This dish with a standard bearer is a monochrome lusterware. It was made in Iraq in the 10th century AD and it is now in the Louvre Museum. Before describing and analyzing this specific dish, I would like to talk about the technique, which is complicated and will need some explanation.
The lusterware was at first a technique used on glass in Egypt in the 8th century AD. Its first use on ceramic was probably in Mesopotamia. We don’t know where the production centers where located but we have found lusterware in many cities. This complex technique consists of coating the already fired ceramic in a tin-opacified glaze to make it white. Then the painter sets the decor with metallic oxides before firing the piece again in two phases. The oven is an oxidizing atmosphere followed by a reducing atmosphere (the difference in between those atmospheres is the level of oxygen and other gases, which are high in the oxidizing phase). During this process, the oxides enter the glaze and become copper and silver atoms. The silver atoms obtain a green olive color, while the copper obtain a brown-red color. According to the angle you are looking at the piece, you can see some metallic glints of different colors, as demonstrated in the picture below.

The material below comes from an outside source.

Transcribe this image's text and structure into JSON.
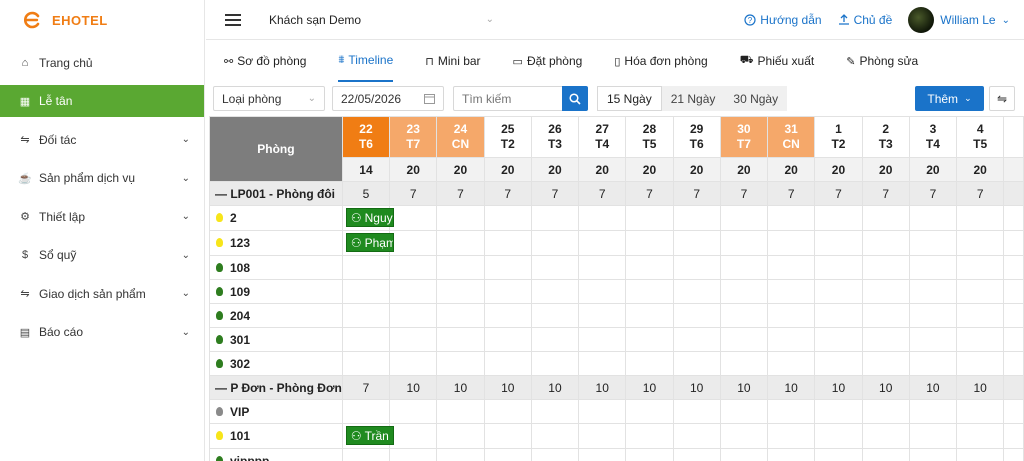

The dish with a standard bearer depicts a standing man in a frontal position who holds a gigantic standard. On his right, there is a peacock symbolizing the royalty, and his left there are two half palmettes. All the empty spaces are filled with tiny V motifs. The scene is delimited by a continuing festoon. The man is hieratic, his face is very stylized almost rectangular with a long nose, larges nostrils, no mouth, round eyes under straits eyebrows. This piece is marked by the iranian influence in the frontal representation and in the clothing. The standard has two lines on it. Some have read there the words baraka (meaning chance) and al-mulk (meaning sovereignty), but it would be wiser not to jump to conclusions. The standard, in a dark color, is probably a reference to the Abbasid’s black flag in opposition with the Umayyad’s white flag.
The use of this technique for ceramic is a way to reproduce the gold reflections that metallic dishes have for a lower cost. However, this production still has a high cost, since the workman needs to use expensive materials (tin, metallic oxides) and it has to be done by a qualified workshop.